Solved: Re: Open multiple Files

hogi · May 15, 2023 06:02 PM

I want to open multiple measurement files and concatenate them to a single file.

Unfortunately, due to the strange header of the files, it's not straightforward to use Import Multiple Files ...

So, I set up a for loop and load every file via open() ..., process it one by one, and then concatenate them.

It's astonishing how much slower for( open(...)) is compared to MFI.

Some tricks that I tried:

- load all files, concatenate once --> helps

- option "invisible" (to get rid of table updates) --> helps a lot

but still, no chance to reach the performance of MFI.

Any further tricks?

It should help to use MFI (without stacking), process the data tables separately then and concatenate them.

Is there a command to tell MFI to open the files invisible?

Craige_Hales · May 16, 2023 10:20 AM

Something like this might work.

// use MFI to stack a mixed bag of tables...
// assumes "text" and "file name" are not columns in the data AND assumes
// no commas in the data values.
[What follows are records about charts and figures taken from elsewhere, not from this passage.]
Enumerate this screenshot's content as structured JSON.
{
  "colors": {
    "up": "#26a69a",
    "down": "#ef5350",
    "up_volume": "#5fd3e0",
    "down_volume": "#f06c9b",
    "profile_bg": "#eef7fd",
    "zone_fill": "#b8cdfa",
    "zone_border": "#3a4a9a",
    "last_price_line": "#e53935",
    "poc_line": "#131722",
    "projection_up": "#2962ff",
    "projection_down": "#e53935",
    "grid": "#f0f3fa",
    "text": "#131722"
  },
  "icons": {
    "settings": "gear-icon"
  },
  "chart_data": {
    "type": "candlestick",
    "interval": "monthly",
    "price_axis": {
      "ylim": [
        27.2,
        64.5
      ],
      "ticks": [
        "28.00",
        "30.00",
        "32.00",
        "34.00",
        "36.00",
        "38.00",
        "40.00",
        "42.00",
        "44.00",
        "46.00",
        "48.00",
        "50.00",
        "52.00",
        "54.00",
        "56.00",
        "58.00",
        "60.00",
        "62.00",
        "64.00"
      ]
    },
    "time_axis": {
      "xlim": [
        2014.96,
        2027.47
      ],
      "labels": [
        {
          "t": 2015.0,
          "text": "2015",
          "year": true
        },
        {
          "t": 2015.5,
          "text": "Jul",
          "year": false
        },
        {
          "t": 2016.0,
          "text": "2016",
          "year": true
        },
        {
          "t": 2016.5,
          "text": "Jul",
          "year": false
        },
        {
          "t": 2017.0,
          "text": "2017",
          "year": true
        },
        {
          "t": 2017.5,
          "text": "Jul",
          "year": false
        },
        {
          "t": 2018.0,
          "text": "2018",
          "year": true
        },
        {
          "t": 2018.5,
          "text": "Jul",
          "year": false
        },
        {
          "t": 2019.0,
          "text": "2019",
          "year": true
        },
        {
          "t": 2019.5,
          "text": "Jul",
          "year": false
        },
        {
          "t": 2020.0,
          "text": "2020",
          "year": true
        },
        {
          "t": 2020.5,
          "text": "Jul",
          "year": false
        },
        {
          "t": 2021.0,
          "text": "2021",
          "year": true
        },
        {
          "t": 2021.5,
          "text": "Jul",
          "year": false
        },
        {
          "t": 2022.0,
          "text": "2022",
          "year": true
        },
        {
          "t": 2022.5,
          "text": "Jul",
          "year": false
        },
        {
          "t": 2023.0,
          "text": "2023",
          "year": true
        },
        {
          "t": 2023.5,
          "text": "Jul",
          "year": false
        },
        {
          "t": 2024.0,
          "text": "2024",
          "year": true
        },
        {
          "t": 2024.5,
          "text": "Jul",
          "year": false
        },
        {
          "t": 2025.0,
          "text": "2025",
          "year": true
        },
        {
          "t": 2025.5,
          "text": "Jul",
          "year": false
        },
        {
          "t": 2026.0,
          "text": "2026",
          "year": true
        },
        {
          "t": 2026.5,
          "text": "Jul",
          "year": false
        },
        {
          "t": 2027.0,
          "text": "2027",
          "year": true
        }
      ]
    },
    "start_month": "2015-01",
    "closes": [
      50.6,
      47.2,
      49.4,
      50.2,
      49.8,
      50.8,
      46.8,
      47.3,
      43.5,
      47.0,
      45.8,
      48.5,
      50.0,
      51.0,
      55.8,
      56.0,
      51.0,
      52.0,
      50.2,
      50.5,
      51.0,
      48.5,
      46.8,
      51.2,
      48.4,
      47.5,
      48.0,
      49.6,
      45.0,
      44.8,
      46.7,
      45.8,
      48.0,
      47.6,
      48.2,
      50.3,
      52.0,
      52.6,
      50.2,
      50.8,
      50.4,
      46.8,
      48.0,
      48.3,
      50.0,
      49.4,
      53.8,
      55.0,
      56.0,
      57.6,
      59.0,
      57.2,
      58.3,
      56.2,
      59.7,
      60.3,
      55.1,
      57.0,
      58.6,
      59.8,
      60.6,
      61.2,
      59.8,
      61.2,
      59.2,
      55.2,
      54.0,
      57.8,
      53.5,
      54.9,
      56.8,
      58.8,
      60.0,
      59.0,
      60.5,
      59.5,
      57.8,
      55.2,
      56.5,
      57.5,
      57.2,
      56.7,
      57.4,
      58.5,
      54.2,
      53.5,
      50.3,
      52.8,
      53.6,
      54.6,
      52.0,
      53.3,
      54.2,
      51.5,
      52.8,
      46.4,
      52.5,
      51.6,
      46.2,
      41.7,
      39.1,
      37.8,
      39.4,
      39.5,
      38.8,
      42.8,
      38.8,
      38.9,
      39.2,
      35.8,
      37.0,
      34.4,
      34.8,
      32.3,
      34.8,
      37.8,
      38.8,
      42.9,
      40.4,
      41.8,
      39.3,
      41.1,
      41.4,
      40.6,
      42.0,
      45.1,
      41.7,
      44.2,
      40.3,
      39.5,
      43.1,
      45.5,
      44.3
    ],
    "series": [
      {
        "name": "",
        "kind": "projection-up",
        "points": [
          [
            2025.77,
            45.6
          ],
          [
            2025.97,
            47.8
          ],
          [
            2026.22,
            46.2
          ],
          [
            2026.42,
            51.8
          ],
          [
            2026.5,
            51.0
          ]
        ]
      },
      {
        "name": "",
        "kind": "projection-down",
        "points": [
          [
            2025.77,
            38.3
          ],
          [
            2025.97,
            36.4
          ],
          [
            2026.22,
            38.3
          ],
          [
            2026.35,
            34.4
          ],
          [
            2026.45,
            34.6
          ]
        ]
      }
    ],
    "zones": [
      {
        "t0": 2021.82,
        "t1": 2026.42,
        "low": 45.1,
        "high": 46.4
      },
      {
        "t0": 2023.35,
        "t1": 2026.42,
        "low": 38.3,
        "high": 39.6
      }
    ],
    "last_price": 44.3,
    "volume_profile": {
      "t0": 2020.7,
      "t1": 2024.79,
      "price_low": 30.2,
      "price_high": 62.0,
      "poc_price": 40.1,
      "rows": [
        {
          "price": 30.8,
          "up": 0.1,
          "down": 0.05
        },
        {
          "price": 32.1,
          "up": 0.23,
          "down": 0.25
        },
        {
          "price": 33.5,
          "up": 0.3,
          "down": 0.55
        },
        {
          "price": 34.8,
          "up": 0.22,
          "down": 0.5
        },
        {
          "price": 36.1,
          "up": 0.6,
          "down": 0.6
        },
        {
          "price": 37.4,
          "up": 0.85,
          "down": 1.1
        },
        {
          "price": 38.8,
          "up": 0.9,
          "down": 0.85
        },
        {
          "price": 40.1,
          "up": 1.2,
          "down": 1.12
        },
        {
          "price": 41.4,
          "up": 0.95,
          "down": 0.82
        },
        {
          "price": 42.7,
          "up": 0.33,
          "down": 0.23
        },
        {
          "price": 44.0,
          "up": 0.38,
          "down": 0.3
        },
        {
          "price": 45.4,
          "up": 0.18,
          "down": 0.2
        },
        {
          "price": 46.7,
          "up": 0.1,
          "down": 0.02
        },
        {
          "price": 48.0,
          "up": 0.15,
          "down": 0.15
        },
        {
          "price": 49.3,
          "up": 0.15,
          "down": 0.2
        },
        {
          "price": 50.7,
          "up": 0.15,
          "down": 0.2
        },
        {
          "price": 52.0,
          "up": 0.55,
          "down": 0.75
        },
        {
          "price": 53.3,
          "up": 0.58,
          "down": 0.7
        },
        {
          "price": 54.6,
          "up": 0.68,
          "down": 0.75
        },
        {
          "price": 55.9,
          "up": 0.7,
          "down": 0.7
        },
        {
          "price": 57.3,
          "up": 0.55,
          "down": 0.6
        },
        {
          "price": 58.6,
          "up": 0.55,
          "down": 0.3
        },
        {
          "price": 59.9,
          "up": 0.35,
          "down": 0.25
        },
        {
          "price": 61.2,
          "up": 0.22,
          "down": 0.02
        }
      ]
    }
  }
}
Not sure how you would work around that.
dir = "$temp/testfiles/"; // make sample files here
Delete Directory( dir );
Create Directory( dir );
Save Text File( dir || "a.csv", "a,b,c\!n1,2,3\!n-1,-2,-3" );
Save Text File( dir || "b.csv", "junk\!nc,b,a,e\!n3,4,5,98\!n-1,-2,-3,-4" );
Save Text File( dir || "c.csv", "junk\!njunk\!nb,d,a,c\!n6,99,7,8\!n-1,-2,-3,-4" );

dtList = Multiple File Import(
    <<Set Folder( dir ),
    <<Set Add File Name Column( 1 ),
    <<Set Import Mode( "Row Per Line" ),
    <<Set Stack Mode( "Stack Similar" )
) << Import Data;

dt = dtList[1];

// clean up "junk". It might not be this simple for your data...
dt << selectwhere( Contains( text, "junk" ) );
dt << deleterows;

// hunt for unique column names
headerrows = dt << getrowswhere( Row() == 1 | FileName[Row()] != FileName[Row() - 1] );
uniquecols = Associative Array( Words( Concat Items( Transform Each( {header}, dt[headerrows, {text}], header[1] ), "," ), "," ) ) << getkeys;

// add the unique column names, character data for now...
For Each( {cname}, uniquecols, dt << New Column( cname, character ) );

// transfer data from text to unique cols.
headerrows |/= N Rows( dt ) + 1; // append sentinel
For( iheader = 1, iheader < N Rows( headerrows ), iheader += 1,
    cols = Words( dt:text[headerrows[iheader]], "," );
    startrow = headerrows[iheader] + 1;
    stoprow = headerrows[iheader + 1] - 1;
    For( irow = startrow, irow <= stoprow, irow += 1,
        dt[irow, cols] = Words( dt:text[irow], "," )
    );
);

// remove the headers and left over bits
dt << selectrows( headerrows[1 :: N Rows( headerrows ) - 1] );
dt << deleterows;
dt << delete columns( {text, file name} );
dt << delete scripts( "files" );
dt << delete scripts( "source" );

cleaned up

Now you'll have to decide which columns are numeric...

Craige

View solution in original post

hogi · May 17, 2023 02:03 PM

How about this:

use the ultra-fast MFI-Import (with csv-option)
separate the input files via Subset(private)
postprocess the data to get meaningful column names [here just a moveup]
concatenate the files

// use MFI to stack a mixed bag of tables...
// assumes "text" and "file name" are not columns in the data AND assumes
// no commas in the data values. Not sure how you would work around that.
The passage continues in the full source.